Les renseignements précis nous manquent au sujet de ce fameux Escadron volant, que nous ne connaissons que par quelques-uns de ses exploits. Mais tous les historiens s’accordent à constater son existence, sinon son organisation érotique, et Brantôme, qui est plus discret qu’à l’ordinaire sur ce point délicat, en dit assez pour nous faire apprécier tous les services que les filles d’honneur de la reine mère pouvaient rendre à sa politique. «Un fameux prélat de notre cour nous assure, dit Sauval, que Catherine de Médicis avoit un sérail de coquettes qu’elle traînoit avec elle, comme autant de boute-feu, pour arracher des cœurs des princes et des seigneurs du royaume leurs plus secrètes pensées; que ces affetées sceurent si bien corrompre les chefs de parti, en 1579, et surtout Henri IV, qu’aïant alors engagé par leur cajolerie ceux de la Religion dans une nouvelle guerre civile, on la nomma la Guerre des amoureux.» Le fameux prélat, que cite Sauval, n’est autre que Brantôme, qui avait certainement raconté les prouesses de l’Escadron volant dans des mémoires que nous ne possédons plus. Ceux que nous avons contiennent sans doute beaucoup d’anecdotes relatives aux dames et filles que Catherine avait enrôlées dans cette milice amoureuse; mais il s’excuse de ne pas nommer les héroïnes des bons contes qu’il a recueillis dans ses Dames galantes: «Je parle d’aucunes, dit-il, desquelles j’espère en faire de bons contes dans ce livre, avant que je m’en desparte, mais le tout si modestement et sans escandale qu’on ne s’en apercevra de rien, car le tout se couvrira soubz le rideau du silence de leur nom, si que possible aucunes, qui en liront des contes d’elles-mesmes, ne s’en desagreront, car puisque le plaisir amoureux ne peut pas toujours durer, pour beaucoup d’incommodités, empeschemens et changemens, pour le moins le souvenir du vieil passé contente encore.»

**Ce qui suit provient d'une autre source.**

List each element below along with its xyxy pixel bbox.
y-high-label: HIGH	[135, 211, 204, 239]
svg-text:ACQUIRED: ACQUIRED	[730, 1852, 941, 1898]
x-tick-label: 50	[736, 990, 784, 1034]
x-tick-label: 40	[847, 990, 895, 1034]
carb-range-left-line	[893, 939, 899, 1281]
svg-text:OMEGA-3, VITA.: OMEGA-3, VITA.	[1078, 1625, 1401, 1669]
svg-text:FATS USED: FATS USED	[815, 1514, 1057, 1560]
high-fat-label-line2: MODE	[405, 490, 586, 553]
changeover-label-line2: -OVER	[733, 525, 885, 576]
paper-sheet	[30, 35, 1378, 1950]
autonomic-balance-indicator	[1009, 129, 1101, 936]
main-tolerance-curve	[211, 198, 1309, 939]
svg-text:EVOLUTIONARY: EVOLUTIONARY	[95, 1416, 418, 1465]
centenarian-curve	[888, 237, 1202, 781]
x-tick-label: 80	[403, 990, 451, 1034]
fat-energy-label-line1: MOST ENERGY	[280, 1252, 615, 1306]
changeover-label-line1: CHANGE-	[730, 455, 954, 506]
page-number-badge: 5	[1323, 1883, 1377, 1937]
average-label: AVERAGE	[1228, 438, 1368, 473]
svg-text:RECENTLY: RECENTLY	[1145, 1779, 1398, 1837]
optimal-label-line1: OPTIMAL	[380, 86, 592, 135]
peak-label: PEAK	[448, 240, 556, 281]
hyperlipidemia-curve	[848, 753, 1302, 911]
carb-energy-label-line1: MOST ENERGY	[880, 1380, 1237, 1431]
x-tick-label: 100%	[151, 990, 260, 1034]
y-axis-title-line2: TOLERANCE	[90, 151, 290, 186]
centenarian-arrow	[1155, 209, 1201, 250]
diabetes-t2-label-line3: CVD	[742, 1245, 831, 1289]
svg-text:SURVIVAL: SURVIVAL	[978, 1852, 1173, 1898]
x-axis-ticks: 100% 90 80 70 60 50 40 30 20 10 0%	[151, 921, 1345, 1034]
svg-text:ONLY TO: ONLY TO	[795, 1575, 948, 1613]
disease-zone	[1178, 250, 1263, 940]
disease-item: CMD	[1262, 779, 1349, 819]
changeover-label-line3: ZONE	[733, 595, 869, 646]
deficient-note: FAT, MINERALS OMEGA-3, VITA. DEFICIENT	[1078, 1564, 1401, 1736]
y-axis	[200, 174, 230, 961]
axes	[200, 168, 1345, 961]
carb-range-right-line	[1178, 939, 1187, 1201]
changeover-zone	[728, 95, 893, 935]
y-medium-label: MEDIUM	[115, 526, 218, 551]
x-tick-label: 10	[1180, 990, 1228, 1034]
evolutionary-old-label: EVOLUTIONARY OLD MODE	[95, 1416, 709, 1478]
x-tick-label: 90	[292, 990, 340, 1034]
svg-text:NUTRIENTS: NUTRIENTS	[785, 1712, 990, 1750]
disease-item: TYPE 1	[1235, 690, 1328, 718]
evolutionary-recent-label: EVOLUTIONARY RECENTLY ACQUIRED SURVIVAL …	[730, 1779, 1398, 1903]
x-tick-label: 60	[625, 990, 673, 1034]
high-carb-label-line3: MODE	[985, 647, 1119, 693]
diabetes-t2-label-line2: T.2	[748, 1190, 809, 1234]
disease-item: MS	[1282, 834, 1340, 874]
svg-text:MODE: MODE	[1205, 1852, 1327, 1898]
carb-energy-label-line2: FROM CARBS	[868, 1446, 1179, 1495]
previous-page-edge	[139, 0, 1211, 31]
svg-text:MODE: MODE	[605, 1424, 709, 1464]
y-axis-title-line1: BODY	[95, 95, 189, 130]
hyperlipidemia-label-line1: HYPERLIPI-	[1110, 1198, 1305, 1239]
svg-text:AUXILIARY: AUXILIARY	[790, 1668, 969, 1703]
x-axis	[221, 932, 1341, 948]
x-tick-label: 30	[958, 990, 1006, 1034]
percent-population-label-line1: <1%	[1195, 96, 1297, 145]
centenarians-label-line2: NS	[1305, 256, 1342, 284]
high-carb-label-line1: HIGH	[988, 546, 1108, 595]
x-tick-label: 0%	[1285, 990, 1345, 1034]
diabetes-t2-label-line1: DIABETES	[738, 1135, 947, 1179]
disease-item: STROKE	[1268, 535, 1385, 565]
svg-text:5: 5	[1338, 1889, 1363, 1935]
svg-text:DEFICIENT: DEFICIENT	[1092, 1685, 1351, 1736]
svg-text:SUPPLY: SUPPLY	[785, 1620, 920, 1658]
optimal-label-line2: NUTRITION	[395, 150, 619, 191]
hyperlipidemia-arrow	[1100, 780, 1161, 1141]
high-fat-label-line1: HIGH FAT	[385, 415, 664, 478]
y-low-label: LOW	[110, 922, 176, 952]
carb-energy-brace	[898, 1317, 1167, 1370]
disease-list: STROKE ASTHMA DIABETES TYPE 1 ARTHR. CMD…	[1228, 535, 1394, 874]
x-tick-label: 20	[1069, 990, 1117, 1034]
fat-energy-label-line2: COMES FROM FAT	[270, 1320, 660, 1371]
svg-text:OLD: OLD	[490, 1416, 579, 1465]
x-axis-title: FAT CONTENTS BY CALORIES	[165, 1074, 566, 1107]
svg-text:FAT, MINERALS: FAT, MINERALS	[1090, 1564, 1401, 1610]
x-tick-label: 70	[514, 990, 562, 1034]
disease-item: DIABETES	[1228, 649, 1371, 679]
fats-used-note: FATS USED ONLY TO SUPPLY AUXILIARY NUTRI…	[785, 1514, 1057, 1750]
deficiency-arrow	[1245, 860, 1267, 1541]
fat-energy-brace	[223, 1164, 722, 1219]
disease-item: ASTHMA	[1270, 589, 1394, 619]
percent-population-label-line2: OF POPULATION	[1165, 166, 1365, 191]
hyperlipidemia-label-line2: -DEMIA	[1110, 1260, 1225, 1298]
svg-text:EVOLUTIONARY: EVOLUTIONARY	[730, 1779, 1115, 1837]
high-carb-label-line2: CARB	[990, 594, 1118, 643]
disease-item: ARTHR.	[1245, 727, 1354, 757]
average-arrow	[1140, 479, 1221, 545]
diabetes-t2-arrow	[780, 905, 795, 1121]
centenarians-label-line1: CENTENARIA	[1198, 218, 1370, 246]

Brantôme cependant ne s’est pas fait faute de mettre, dans ses Dames illustres, la liste des dames et damoiselles qui donnaient, à son avis, tant d’éclat à la cour de la reine mère; puis, il leur adresse collectivement des éloges capables de faire rougir celles qui auraient conservé un reste de pudeur. «Toute ceste compaignie que je viens à nommer, dit-il, on n’y eust sceu rien reprendre de leur temps, car toute beauté y abondoit, toute majesté, toute gentillesse, toute bonne grâce, et bien heureux estoit-il qui pouvoit estre touché de l’amour de telles dames, et bien heureux aussy qui en pouvoit escapar. Et vous jure que je n’ay nommé nulles de ces dames et damoiselles, qui ne fussent fort belles, agréables et bien accomplies, et toutes bastantes pour mettre un feu par tout le monde. Aussy, tant qu’elles ont esté en leurs beaux aages, elles en ont bien bruslé en bonne part, autant de nous autres gentilshommes de la cour, que d’autres qui s’approchèrent de leurs feux; aussy, à plusieurs ont-elles esté douces, amiables et favorables et courtoises.» Brantôme avait eu soin auparavant de dire ce qu’il entendait par la courtoisie de ces belles: «Aussy, crois-je que le meilleur temps qu’elles ont eu jamais, et qu’on leur demande, c’est quand elles estoient filles, car elles avoient leur libéral arbitre pour estre religieuses, aussy bien de Vénus que de Diane, mais qu’elles eussent de la sagesse et de l’habileté et scavoir pour engarder l’enflure du ventre.»